[Clustering] BIRCH Algorithm

728x90

Basic Concepts of BIRCH

BIRCH (Balanced Iterative Reducing and Clustering Using Hierarchies)

Clustering Feature Tree(CF-Tree)를 점진적으로 증가시켜 데이터의 계층을 구성한다.

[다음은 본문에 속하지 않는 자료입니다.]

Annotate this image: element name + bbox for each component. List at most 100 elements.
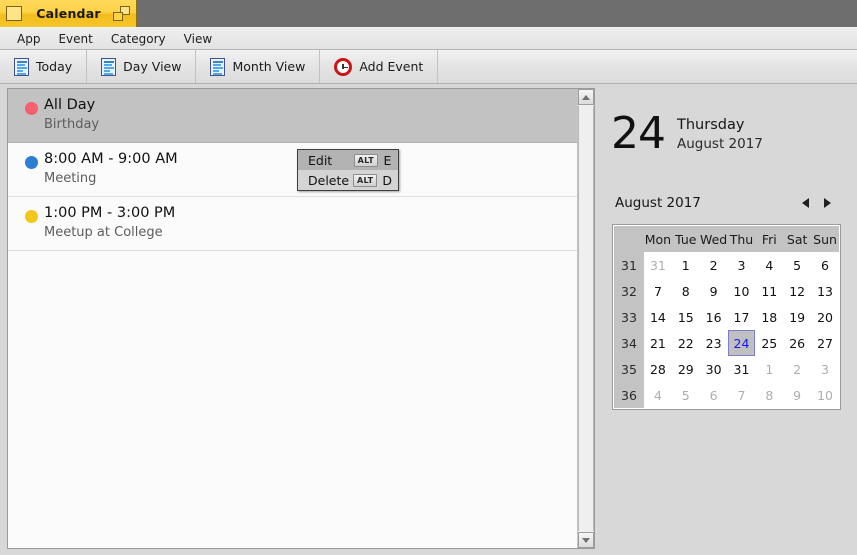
calendar-day-cell[interactable]: 27 bbox=[811, 330, 839, 356]
calendar-day-cell[interactable]: 21 bbox=[644, 330, 672, 356]
shortcut-key-letter: E bbox=[383, 152, 392, 168]
calendar-day-cell[interactable]: 5 bbox=[783, 252, 812, 278]
restore-window-icon[interactable] bbox=[113, 6, 130, 21]
calendar-day-cell[interactable]: 7 bbox=[727, 382, 756, 408]
calendar-day-cell[interactable]: 22 bbox=[671, 330, 700, 356]
scroll-up-arrow[interactable] bbox=[578, 89, 594, 105]
context-menu-item-delete-shortcut: ALT D bbox=[353, 173, 392, 188]
calendar-day-cell[interactable]: 2 bbox=[699, 252, 728, 278]
calendar-day-cell[interactable]: 15 bbox=[671, 304, 700, 330]
event-list-item-meeting[interactable]: 8:00 AM - 9:00 AM Meeting bbox=[8, 143, 577, 197]
event-time-label: All Day bbox=[44, 97, 96, 113]
calendar-day-cell[interactable]: 14 bbox=[644, 304, 672, 330]
next-month-arrow-icon[interactable] bbox=[816, 193, 838, 213]
calendar-day-cell[interactable]: 31 bbox=[644, 252, 672, 278]
calendar-day-cell[interactable]: 26 bbox=[783, 330, 812, 356]
toolbar-button-today[interactable]: Today bbox=[0, 50, 88, 83]
event-color-dot bbox=[25, 156, 38, 169]
day-header-fri: Fri bbox=[755, 226, 784, 252]
calendar-day-cell[interactable]: 6 bbox=[811, 252, 839, 278]
calendar-day-cell[interactable]: 4 bbox=[755, 252, 784, 278]
window-title: Calendar bbox=[36, 6, 101, 21]
calendar-day-cell[interactable]: 12 bbox=[783, 278, 812, 304]
day-header-mon: Mon bbox=[644, 226, 672, 252]
calendar-day-cell[interactable]: 30 bbox=[699, 356, 728, 382]
selected-month-year: August 2017 bbox=[677, 136, 763, 152]
toolbar: Today Day View Month View Add Event bbox=[0, 50, 857, 84]
calendar-day-cell[interactable]: 1 bbox=[671, 252, 700, 278]
mini-calendar-header: August 2017 bbox=[603, 192, 850, 214]
event-list-item-birthday[interactable]: All Day Birthday bbox=[8, 89, 577, 143]
calendar-day-cell[interactable]: 28 bbox=[644, 356, 672, 382]
document-icon bbox=[210, 57, 226, 76]
calendar-day-cell[interactable]: 7 bbox=[644, 278, 672, 304]
menu-item-event[interactable]: Event bbox=[49, 30, 101, 48]
document-icon bbox=[101, 57, 117, 76]
context-menu-item-delete[interactable]: Delete ALT D bbox=[298, 170, 398, 190]
title-bar: Calendar bbox=[0, 0, 857, 27]
calendar-day-cell[interactable]: 3 bbox=[727, 252, 756, 278]
calendar-day-cell[interactable]: 9 bbox=[699, 278, 728, 304]
calendar-day-cell-selected[interactable]: 24 bbox=[727, 330, 756, 356]
event-list-scrollbar[interactable] bbox=[577, 89, 594, 548]
calendar-week-row: 35 28 29 30 31 1 2 3 bbox=[614, 356, 839, 382]
calendar-day-cell[interactable]: 8 bbox=[671, 278, 700, 304]
calendar-day-cell[interactable]: 8 bbox=[755, 382, 784, 408]
calendar-day-cell[interactable]: 3 bbox=[811, 356, 839, 382]
calendar-day-cell[interactable]: 9 bbox=[783, 382, 812, 408]
shortcut-key-letter: D bbox=[382, 172, 392, 188]
calendar-day-cell[interactable]: 17 bbox=[727, 304, 756, 330]
calendar-day-cell[interactable]: 31 bbox=[727, 356, 756, 382]
window-tab-calendar[interactable]: Calendar bbox=[0, 0, 137, 27]
event-context-menu: Edit ALT E Delete ALT D bbox=[297, 149, 399, 191]
toolbar-button-today-label: Today bbox=[36, 59, 73, 74]
context-menu-item-edit[interactable]: Edit ALT E bbox=[298, 150, 398, 170]
calendar-day-cell[interactable]: 4 bbox=[644, 382, 672, 408]
day-header-sun: Sun bbox=[811, 226, 839, 252]
menu-item-app[interactable]: App bbox=[8, 30, 49, 48]
calendar-day-cell[interactable]: 20 bbox=[811, 304, 839, 330]
calendar-day-cell[interactable]: 19 bbox=[783, 304, 812, 330]
calendar-app-icon bbox=[6, 6, 22, 21]
date-detail-panel: 24 Thursday August 2017 August 2017 Mon … bbox=[603, 88, 850, 549]
calendar-day-cell[interactable]: 2 bbox=[783, 356, 812, 382]
calendar-day-cell[interactable]: 1 bbox=[755, 356, 784, 382]
clock-icon bbox=[334, 57, 353, 76]
calendar-day-cell[interactable]: 10 bbox=[727, 278, 756, 304]
toolbar-button-add-event[interactable]: Add Event bbox=[320, 50, 439, 83]
calendar-week-row: 32 7 8 9 10 11 12 13 bbox=[614, 278, 839, 304]
event-list-item-meetup[interactable]: 1:00 PM - 3:00 PM Meetup at College bbox=[8, 197, 577, 251]
prev-month-arrow-icon[interactable] bbox=[794, 193, 816, 213]
calendar-day-cell[interactable]: 10 bbox=[811, 382, 839, 408]
calendar-day-cell[interactable]: 18 bbox=[755, 304, 784, 330]
scrollbar-track[interactable] bbox=[578, 106, 594, 531]
alt-key-cap: ALT bbox=[353, 173, 378, 187]
event-color-dot bbox=[25, 102, 38, 115]
calendar-day-cell[interactable]: 6 bbox=[699, 382, 728, 408]
week-number: 35 bbox=[614, 356, 644, 382]
document-icon bbox=[14, 57, 29, 76]
context-menu-item-edit-label: Edit bbox=[308, 152, 333, 168]
scroll-down-arrow[interactable] bbox=[578, 532, 594, 548]
event-title-label: Birthday bbox=[44, 117, 100, 132]
toolbar-button-add-event-label: Add Event bbox=[359, 59, 424, 74]
application-window: App Event Category View Today Day View M… bbox=[0, 27, 857, 555]
calendar-day-cell[interactable]: 25 bbox=[755, 330, 784, 356]
calendar-week-row: 36 4 5 6 7 8 9 10 bbox=[614, 382, 839, 408]
context-menu-item-delete-label: Delete bbox=[308, 172, 350, 188]
toolbar-button-day-view[interactable]: Day View bbox=[87, 50, 197, 83]
menu-item-category[interactable]: Category bbox=[102, 30, 175, 48]
selected-date-header: 24 Thursday August 2017 bbox=[603, 88, 850, 156]
selected-weekday: Thursday bbox=[677, 117, 745, 133]
calendar-day-cell[interactable]: 23 bbox=[699, 330, 728, 356]
calendar-week-row: 34 21 22 23 24 25 26 27 bbox=[614, 330, 839, 356]
calendar-day-cell[interactable]: 5 bbox=[671, 382, 700, 408]
calendar-day-cell[interactable]: 13 bbox=[811, 278, 839, 304]
week-number: 33 bbox=[614, 304, 644, 330]
calendar-day-cell[interactable]: 16 bbox=[699, 304, 728, 330]
alt-key-cap: ALT bbox=[353, 153, 378, 167]
calendar-day-cell[interactable]: 29 bbox=[671, 356, 700, 382]
calendar-day-cell[interactable]: 11 bbox=[755, 278, 784, 304]
menu-item-view[interactable]: View bbox=[175, 30, 221, 48]
toolbar-button-month-view[interactable]: Month View bbox=[196, 50, 321, 83]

(1) 데이터를 scan하여 CF tree를 구성한다.

(2) arbitrary clustering 알고리즘을 이용하여 CF-tree의 leaf node를 cluster로 한다.

Scales Linearly

single scan만으로도 좋은 클러스터링이 가능하다.

약간의 추가적인 scan으로 더 좋은 퀄리티 향상이 가능하다.

전체적인 시간복잡도는 $O (n)$ 이다.

Weakness

numeric data만 적용할 수 있다.

데이터 순서에 민감하다. (sensitive to the order of the data record)

Similarity Metric

$X$ instance를 ${{\vec{X}}_{i}}$ 라 할 때 다음과 같이 Centroid, Radius, Diameter를 정의하자.

Centroid

$\vec{C} = \frac{1}{N} \sum_{i = 1}^{N} {\vec{X}}_{i}$

Note: 논문에서는 centroid를 $\vec{C}$ 라 하지 않고 $\vec{X 0}$ 로 표기하였다.

Radius: centroid로부터의 평균거리

$R = {(\frac{1}{N} \sum_{i = 1}^{N} ({\vec{X}}_{i} - \vec{C})^{2})}^{1 / 2} = \sqrt{\frac{1}{N} \sum_{i = 1}^{N} ({\vec{X}}_{i} - \vec{C})^{2}}$

Diameter: pair-wise의 평균거리

$D = {(\frac{1}{N (N - 1)} \sum_{i = 1}^{N} \sum_{j = 1}^{N} ({\vec{X}}_{i} - {\vec{X}}_{j})^{2})}^{1 / 2} = \sqrt{\frac{1}{N (N - 1)} \sum_{i = 1}^{N} \sum_{j = 1}^{N} ({\vec{X}}_{i} - {\vec{X}}_{j})^{2}}$

이를 바탕으로 $1$ 번 클러스터와 $2$ 번 클러스터의 거리(및 유사도)를 5가지로 정의한다.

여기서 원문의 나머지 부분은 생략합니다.